Neo — AI/ML Engineering
Delegate AI/ML engineering tasks to Neo from your agent—submit work, monitor runs, and pull artifacts back into your repo.
Overview
Neo MCP is a MCP server for the Build phase that lets your agent submit and track Neo AI/ML engineering tasks and retrieve outputs in your project workspace.
What is this MCP server?
- stdio MCP server installable via uvx neo-mcp (PyPI v0.5.5)
- Submit Neo tasks, track execution, and retrieve outputs into NEO_WORKSPACE_DIR
- Requires NEO_SECRET_KEY (sk-v1-) from heyneo.com with optional staging via NEO_ENVIRONMENT
- Workspace dir must be git/project root so tasks read and write the correct files
- Server version 0.5.5
- stdio transport via uvx neo-mcp on PyPI
- Three documented environment variables including required NEO_SECRET_KEY
Community signal: 2 GitHub stars.
What problem does it solve?
Indie builders with ML ideas stall because orchestrating training, eval, and artifact handoff from the IDE requires too many manual steps outside the agent loop.
Who is it for?
Solo builders using heyneo.com who want agent-native task submission for AI/ML work rooted in a real git project directory.
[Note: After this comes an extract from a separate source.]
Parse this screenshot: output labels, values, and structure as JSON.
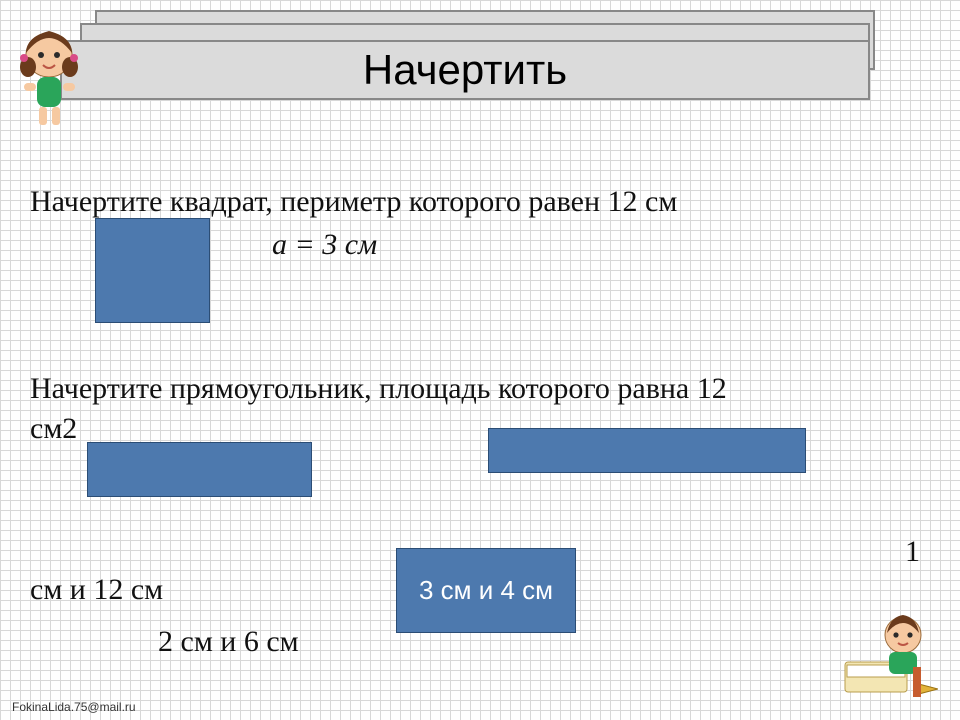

Skip if: Pure frontend or non-ML products where you have no Neo account and no need for remote ML job execution.
What do I get? / Deliverables
Once Neo MCP is configured, your agent can queue Neo tasks against your repo root and pull completed outputs back for the next implementation step.
- Agent tools to create and monitor Neo AI/ML tasks
- Retrieved task outputs written under your configured workspace directory
Recommended MCP Servers
Journey fit
Neo MCP sits in Build where you extend the product with models, pipelines, and agent-assisted ML work tied to your project tree. Agent-tooling is the shelf for MCP servers that orchestrate external AI workers against your codebase.
How it compares
Remote AI/ML job MCP for Neo, not a local npm scanner or Chrome automation server.
Common Questions / FAQ
Who is neo-mcp for?
Developers with a Neo API key who build AI/ML features and want Claude Code or Cursor to submit and monitor Neo tasks on their project.
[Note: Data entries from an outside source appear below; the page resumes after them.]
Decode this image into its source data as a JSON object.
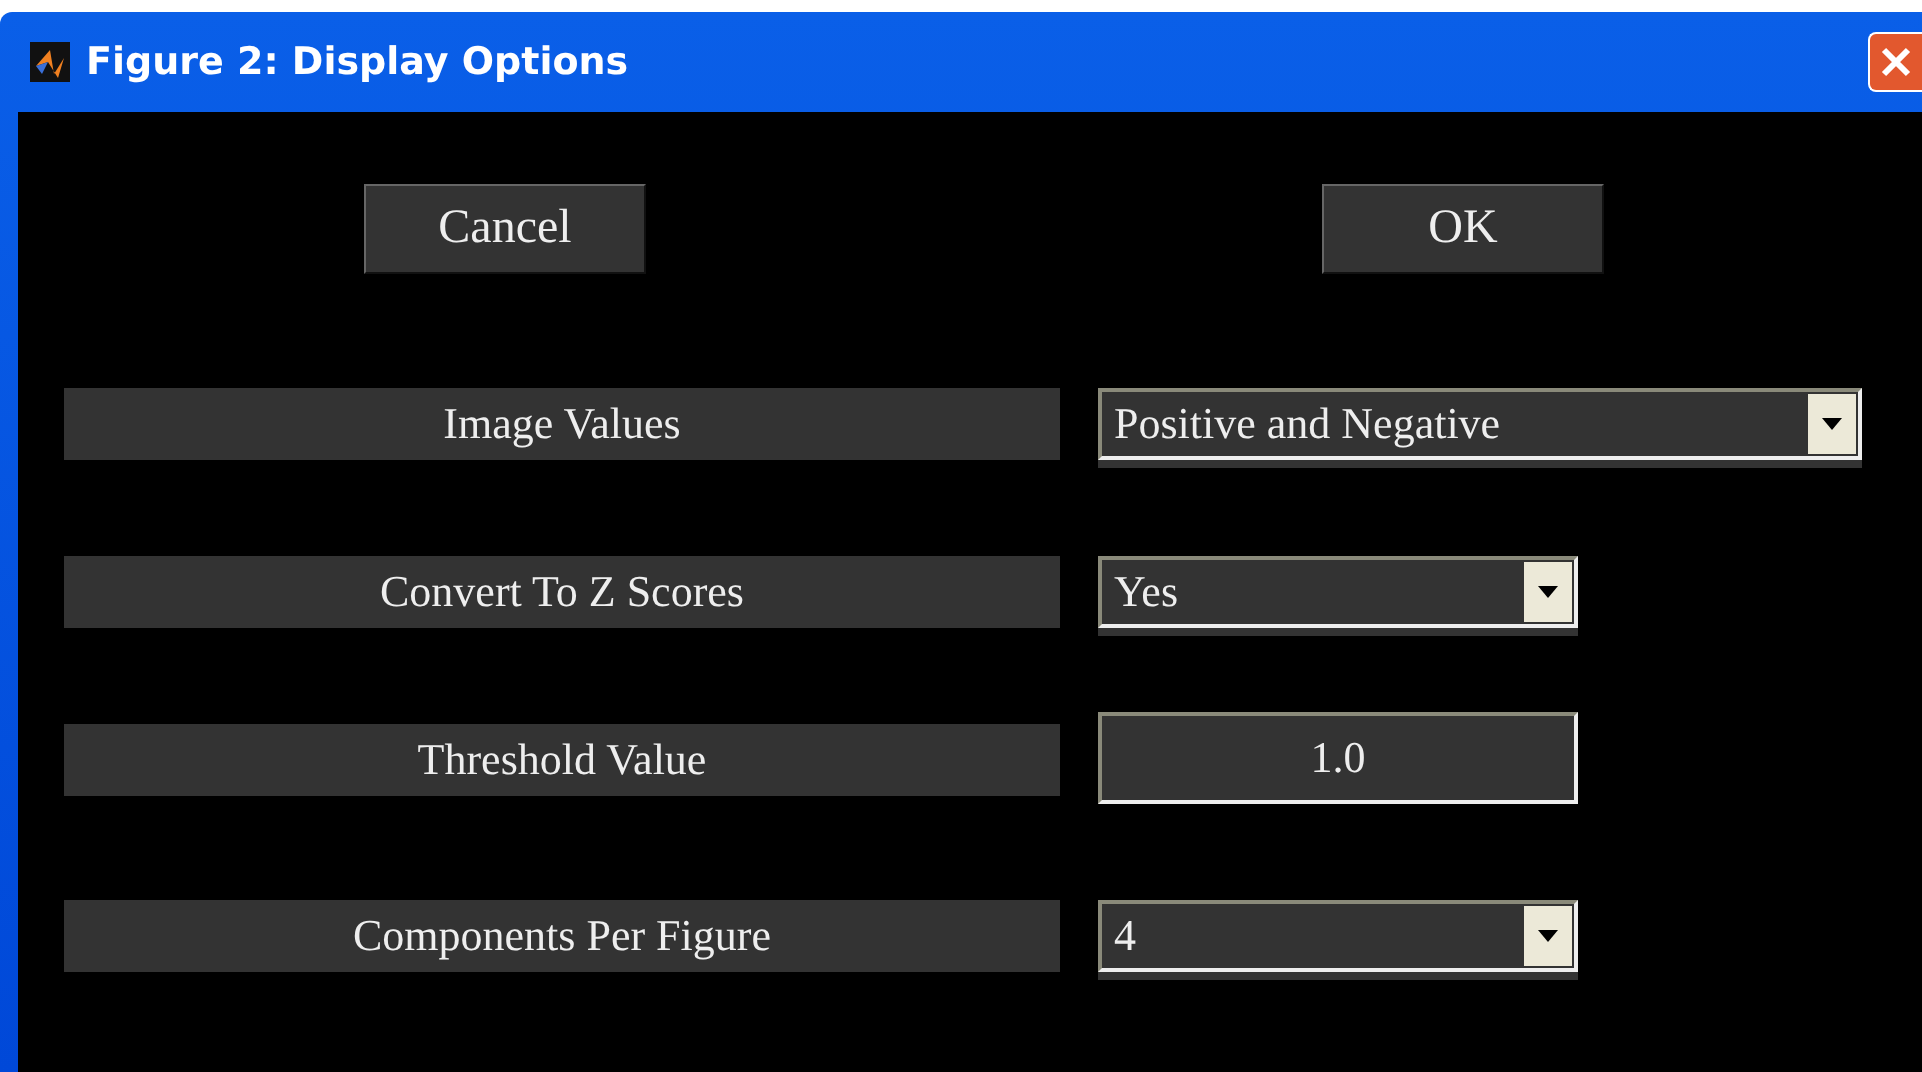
{
  "window": {
    "title": "Figure 2: Display Options"
  },
  "buttons": [
    {
      "label": "Cancel"
    },
    {
      "label": "OK"
    }
  ],
  "options": [
    {
      "label": "Image Values",
      "kind": "popup",
      "value": "Positive and Negative",
      "wide": true
    },
    {
      "label": "Convert To Z Scores",
      "kind": "popup",
      "value": "Yes",
      "wide": false
    },
    {
      "label": "Threshold Value",
      "kind": "edit",
      "value": "1.0",
      "wide": false
    },
    {
      "label": "Components Per Figure",
      "kind": "popup",
      "value": "4",
      "wide": false
    }
  ]
}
When should I use neo-mcp?
Use it when prototyping or building model pipelines, experiments, or agent features that Neo should run while your agent stays in the repo.
How do I add neo-mcp to my agent?
Install with uvx neo-mcp, set NEO_SECRET_KEY and NEO_WORKSPACE_DIR to your project root in the MCP env block, add the stdio server entry, and restart the client.